Here’s What’s New in the Maldives
by Mary Gostelow
Waldorf Astoria Maldive's outdoor treehouse restaurant, Terra. Photo: Waldorf Astoria.
Hilton is going two rungs up the luxury ladder in The Maldives, in the Indian Ocean.
First, the established and highly popular Conrad Maldives Rangali Island has added a unique two-floor, over-and-under Muraka (meaning coral) suite. Unlike the existing 151 villas, which are thatched in typical Maldivian style, Muraka is a flat-roofed white structure. Costing $15 million, with interiors by Yuji Yamazaki, it was made in Singapore and towed around.
The Murkaka suite. Photo: Justin Nicholas.
Above water, you enter the 5,500-square-foot top floor, which has an additional 1,350 square feet of deck. You have a white-walled theater looking out at a significant private pool and decking. Here, there is dining for eight; two main bedrooms; sleeping areas for butler or maid; and security; plus, a jolly good, little Technogym. You go down in an elevator, or take 45 spiral wooden steps, under the water deep into the ocean. The lower level, at 1,011 square feet total, is like living with the fish: Here, the double bedroom, bathroom and living room have five-inch thick curved acrylic walls and a ceiling that looks out and up at the continuous kaleidoscope of marine life.
For $50,000 a night, you also get all food and drinks, including your choice of wines, and other perks.
The main resort, by the way, is a popular honeymoon destination. For weddings, there is a white, glass-sided tent-chapel; and GM Stefano Ruzza is happy to officiate.
Next, I was the first outsider to have a preview of the Waldorf Astoria Maldives, scheduled for opening in May 2019. Even my arrival was superlative. Most Maldivian resorts are reached by seaplane from Male International Airport. But transport to and from Waldorf Astoria Maldives requires a 30-minute speedboat ride, in a 70-foot Princess, three-cabin boat – one of four the resort’s owner has purchased.
The undersea corridor at Muraka. Photo: Justin Nicholas.
In all, he has invested a third of a billion dollars in this development, linking three small islands by boardwalk to give one large open horseshoe shape, two miles from tip to tip. There are 121 thatched villas. The smallest is 800 square feet inside plus 1,490 square feet of garden. Every villa has its own pool, from 50-feet long. Accommodations were designed and built by the owner’s team.
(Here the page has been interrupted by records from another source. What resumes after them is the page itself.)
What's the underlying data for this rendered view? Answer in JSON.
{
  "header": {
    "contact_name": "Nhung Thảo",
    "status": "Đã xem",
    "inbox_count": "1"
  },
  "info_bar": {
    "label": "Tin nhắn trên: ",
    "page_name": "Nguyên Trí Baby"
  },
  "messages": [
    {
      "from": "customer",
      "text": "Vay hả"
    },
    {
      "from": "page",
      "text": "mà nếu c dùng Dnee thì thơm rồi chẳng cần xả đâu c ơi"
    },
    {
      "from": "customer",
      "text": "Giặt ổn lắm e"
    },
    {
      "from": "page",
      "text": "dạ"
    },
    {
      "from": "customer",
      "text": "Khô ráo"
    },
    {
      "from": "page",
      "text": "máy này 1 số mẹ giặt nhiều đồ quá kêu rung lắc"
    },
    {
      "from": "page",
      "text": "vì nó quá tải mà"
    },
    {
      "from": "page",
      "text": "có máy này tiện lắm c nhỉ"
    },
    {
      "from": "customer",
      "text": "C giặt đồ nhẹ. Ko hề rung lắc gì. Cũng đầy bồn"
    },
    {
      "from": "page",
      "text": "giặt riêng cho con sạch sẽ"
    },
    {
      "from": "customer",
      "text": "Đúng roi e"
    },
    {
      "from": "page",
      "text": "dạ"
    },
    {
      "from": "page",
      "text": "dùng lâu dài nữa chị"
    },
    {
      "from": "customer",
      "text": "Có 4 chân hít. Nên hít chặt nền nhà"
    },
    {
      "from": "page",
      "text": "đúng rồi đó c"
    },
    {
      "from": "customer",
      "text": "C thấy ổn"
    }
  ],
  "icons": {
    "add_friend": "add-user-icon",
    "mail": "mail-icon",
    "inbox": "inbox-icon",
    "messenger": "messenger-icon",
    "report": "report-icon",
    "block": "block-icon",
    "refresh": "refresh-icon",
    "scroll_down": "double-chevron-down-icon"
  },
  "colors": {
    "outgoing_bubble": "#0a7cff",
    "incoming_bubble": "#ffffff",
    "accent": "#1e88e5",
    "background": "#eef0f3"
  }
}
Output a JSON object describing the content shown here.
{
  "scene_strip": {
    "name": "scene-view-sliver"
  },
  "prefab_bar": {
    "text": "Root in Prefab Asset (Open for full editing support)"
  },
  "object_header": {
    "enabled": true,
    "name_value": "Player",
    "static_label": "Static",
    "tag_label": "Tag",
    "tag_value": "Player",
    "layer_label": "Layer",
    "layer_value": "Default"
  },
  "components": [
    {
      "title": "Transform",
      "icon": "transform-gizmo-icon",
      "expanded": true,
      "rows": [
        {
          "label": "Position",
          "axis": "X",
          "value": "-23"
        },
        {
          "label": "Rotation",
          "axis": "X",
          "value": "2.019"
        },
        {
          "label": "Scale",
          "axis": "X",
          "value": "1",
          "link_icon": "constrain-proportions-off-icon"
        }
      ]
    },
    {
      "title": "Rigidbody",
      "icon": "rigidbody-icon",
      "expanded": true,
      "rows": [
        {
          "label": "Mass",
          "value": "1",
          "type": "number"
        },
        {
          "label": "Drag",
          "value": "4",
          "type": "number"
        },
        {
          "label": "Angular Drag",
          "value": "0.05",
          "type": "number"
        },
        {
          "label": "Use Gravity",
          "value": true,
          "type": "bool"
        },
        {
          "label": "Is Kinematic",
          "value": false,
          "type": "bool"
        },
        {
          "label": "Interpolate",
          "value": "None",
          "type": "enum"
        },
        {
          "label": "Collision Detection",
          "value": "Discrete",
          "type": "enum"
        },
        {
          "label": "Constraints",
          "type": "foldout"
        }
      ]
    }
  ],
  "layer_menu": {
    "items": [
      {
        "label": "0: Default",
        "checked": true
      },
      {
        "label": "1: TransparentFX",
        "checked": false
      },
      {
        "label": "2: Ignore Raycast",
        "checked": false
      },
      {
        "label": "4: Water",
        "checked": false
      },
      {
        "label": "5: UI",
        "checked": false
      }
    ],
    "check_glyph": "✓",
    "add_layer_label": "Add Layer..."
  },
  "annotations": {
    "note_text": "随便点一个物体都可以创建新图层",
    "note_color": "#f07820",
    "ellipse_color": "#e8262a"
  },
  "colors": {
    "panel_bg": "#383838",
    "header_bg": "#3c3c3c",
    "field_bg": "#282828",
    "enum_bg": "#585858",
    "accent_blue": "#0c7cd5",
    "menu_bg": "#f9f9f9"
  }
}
There are stunning restaurants and bars, designed by Stickman. The Syrian restaurant looks plausibly like a village in the countryside: You dine in peripheral alcoves that evoke house courtyards. The Chinese restaurant, embellished with lots of gold, offers inside dining and outside, on-beach dining. Of course, there is an all-day restaurant, with an adjacent family-friendly room and, throughout, cathedral-high ceilings (this resort is all about space). It also has a sensational, jaw-dropping wine cellar. You enter into what looks like an ancient stone tunnel – admittedly carved in the last few months – to the cellar dining room, which seats 12, surrounded by wine storage caves.
And now, for the highlight of highlights. Those who know the bamboo walkways above, say, Soneva Kiri in eastern Thailand, or the vertically oval restaurant walkway of the Flying Elephant at Park Hyatt Chennai, will find a relation here at Waldorf Astoria’s outdoor treehouse restaurant, Terra. You walk up around a curved, granite walkway flanked by bamboo sculpture – you are actually above the wine cellar, though you would not know it. As you go up and around, you pass seven adjacent open-air pods (one big enough for four diners, and the others for two diners with completely private dining), looking down through bamboo at the resort and its beaches and royal blue and azure waters.
Can you see why this property, run by GM Etienne Delancon (formerly at Park Hyatt, Shanghai), will be another memorable Hilton luxury resort?
Waldorf Astoria Maldives’ Terra. Photo: Waldorf Astoria.